Литмир - Электронная Библиотека
Содержание  
A
A

— Что за вопрос? Сколько надо, столько и дам.

— Тогда, будь добр, размести товарищей, а я пока тут у тебя подежурю… — Мечов кивнул на радиотелефон и неожиданно для самого себя тихо добавил: — Жена у меня там, Леонтьич, на Ары-Масе этом. Я мигом обернусь. Только не говори никому, ради бога. Скажи, что заснул в балке и все тут. С дороги умаялся… Видеть никого не хочется. Понял?

Прохор Леонтьич заморгал воспаленными веками и тихонько спросил:

— Туда полетите?

— А ты как думал? — отвернулся Мечов.

ДИСПАНСЕР

Как всегда по утрам Люся включила электрическую кофеварку и встала под душ.

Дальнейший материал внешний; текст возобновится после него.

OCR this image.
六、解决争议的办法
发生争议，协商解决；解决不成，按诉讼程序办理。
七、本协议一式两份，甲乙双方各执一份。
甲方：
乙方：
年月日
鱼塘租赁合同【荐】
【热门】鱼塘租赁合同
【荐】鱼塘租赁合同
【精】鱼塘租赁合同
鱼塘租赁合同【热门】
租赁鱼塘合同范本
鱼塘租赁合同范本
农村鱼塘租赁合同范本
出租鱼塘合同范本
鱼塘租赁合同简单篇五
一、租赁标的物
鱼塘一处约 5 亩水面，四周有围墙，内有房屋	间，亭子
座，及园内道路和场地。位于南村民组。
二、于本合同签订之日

Но едва упругие струи, хлестнув по занавеске из голубого веселого пластика, щекочущим холодком ожгли кожу, возвратилось непонятное изнеможение, которое все чаще охватывало ее под вечер. Угадав приближение озноба, Люся поспешила завинтить краны и насухо вытерлась махровым полотенцем. Стащив резиновую шапочку, смахнула туманный налет с зеркала и поднесла к голове упругую щетку с резиновыми пупырышками. Но даже причесываться стало теперь неприятно. Прикосновение к волосам пробуждало неясную ломоту, прячущуюся где-то глубоко в лобных пазухах.

Только чашка горячего крепкого кофе, наполнившего крохотную кухоньку вкусным бодрящим ароматом, помогла избавиться от ощущения притаившейся в теле неотвратимой беды. Прогнав скверные мысли, она подкрасила губы и, запахнув поплотнее стеганый халатик, сбежала за почтой. В жестяном покореженном ящике, однажды подожженном мальчишками, лежала газета и сложенный вдвое журнал «Знание — сила».

Из него и выпала, спланировав полукругом к ногам, белая открытка с лиловым штампом легочного диспансера. Горячий жар прихлынул к щекам, и на какое-то мгновенно тоскливо сжалось сердце. Само по себе приглашение посетить диспансер — следовали дни и часы приема врача — еще ни о чем не говорило. Люся даже не успела сопоставить это с флюорографическим обследованием, которое вместе со всеми работниками «Комсомольского» прошла в феврале и о котором сразу же позабыла.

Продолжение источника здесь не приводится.